In the COVID-19 pandemic, we’ve seen the consequences of hospitals that have been overwhelmed by patients. During a pandemic, medical facilities can run out of space quickly, causing chaos and preventing some patients from getting the care they need. Data can help officials decide when to open temporary field hospitals, but it can also help hospitals themselves prepare for a pandemic.

Some hospitals use pandemic data to train staff for emergency preparedness. They might also test out protocols in advance that could be used during a pandemic. This information is extremely valuable for any healthcare organization. 

How to Use Data to Help the Public Stay Informed With Accurate Information 

One of data’s most important roles during a pandemic is providing information to the public.
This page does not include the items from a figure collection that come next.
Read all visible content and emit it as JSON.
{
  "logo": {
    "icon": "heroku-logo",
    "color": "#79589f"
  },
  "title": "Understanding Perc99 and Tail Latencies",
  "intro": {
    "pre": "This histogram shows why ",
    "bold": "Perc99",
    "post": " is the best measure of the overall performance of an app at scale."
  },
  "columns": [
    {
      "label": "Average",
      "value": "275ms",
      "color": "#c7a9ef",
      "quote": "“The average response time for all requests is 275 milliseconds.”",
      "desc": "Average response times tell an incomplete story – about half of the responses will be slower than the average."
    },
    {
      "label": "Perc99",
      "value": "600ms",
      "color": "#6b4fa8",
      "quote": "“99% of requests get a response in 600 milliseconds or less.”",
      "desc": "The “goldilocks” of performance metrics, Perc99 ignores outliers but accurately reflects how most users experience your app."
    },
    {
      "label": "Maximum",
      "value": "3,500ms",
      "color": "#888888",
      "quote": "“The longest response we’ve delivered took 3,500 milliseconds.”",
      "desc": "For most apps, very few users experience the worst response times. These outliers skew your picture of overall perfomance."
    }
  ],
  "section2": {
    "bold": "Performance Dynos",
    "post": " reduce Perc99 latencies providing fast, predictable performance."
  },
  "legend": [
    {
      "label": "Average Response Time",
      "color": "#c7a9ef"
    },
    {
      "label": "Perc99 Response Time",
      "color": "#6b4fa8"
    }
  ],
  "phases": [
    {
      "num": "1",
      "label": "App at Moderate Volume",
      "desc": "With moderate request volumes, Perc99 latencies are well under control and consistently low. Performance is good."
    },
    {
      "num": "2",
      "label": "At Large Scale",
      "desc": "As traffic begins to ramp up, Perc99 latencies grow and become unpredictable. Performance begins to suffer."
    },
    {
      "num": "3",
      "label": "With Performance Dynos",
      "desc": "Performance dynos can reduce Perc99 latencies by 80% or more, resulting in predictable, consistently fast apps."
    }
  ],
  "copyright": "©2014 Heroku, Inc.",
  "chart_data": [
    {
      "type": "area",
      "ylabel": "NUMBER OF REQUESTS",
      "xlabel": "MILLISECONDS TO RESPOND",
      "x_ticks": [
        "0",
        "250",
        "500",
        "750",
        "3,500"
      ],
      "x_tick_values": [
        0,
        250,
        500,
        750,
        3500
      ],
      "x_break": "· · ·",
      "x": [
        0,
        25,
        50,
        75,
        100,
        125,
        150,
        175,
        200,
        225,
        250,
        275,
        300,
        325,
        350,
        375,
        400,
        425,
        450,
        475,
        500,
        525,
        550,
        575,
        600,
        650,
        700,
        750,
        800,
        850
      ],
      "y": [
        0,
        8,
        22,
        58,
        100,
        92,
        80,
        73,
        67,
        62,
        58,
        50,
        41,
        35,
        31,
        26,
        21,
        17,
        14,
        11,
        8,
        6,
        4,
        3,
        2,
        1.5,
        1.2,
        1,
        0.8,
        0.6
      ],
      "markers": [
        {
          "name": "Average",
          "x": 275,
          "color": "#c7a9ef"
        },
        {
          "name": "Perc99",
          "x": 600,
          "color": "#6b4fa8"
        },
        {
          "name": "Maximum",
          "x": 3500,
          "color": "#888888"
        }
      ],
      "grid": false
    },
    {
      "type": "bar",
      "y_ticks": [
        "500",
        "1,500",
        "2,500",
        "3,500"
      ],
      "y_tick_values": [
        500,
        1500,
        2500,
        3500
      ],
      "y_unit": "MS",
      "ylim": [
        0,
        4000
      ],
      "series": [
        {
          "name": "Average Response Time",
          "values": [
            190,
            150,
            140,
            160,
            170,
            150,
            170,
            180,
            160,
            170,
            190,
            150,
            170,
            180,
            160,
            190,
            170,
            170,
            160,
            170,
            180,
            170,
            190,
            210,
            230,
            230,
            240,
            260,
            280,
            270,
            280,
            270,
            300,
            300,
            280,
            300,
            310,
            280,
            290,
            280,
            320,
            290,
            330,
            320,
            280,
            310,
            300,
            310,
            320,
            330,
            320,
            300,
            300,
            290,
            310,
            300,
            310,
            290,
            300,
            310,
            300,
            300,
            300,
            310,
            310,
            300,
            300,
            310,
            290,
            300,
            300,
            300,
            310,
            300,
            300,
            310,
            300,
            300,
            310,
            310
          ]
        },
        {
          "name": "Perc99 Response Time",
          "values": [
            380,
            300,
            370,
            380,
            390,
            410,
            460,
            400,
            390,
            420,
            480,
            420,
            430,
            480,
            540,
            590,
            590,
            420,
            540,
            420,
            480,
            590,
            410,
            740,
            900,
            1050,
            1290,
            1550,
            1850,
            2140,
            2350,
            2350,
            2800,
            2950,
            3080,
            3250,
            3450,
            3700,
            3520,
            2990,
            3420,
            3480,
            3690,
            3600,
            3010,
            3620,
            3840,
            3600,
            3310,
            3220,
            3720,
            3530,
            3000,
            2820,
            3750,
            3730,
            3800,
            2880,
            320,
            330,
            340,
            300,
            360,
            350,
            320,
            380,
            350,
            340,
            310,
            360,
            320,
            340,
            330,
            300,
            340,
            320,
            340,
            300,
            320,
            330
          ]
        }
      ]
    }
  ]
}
People need to have accurate information in order to make good decisions, and they need to trust the source. 

Health experts can use data to educate the public via communications initiatives—signage, pamphlets, and other information that can be easily distributed. This helps to promote compliance with pandemic-related mandates or recommendations and reduces community spread. 

Data is Neutral—Leveraging it Properly is Important

Data alone won’t change the reality of a pandemic. Data is completely neutral—it has no opinion and only tells us the facts. With that said, we can gain some incredible insights from collecting and analyzing data during a global pandemic like COVID-19. 

The other piece of the puzzle is leveraging the information we have. Health officials and governments have to interpret the data correctly and implement guidelines based on those interpretations. It isn’t easy to make decisions during a global crisis, but data can help world leaders make intelligent decisions that save lives.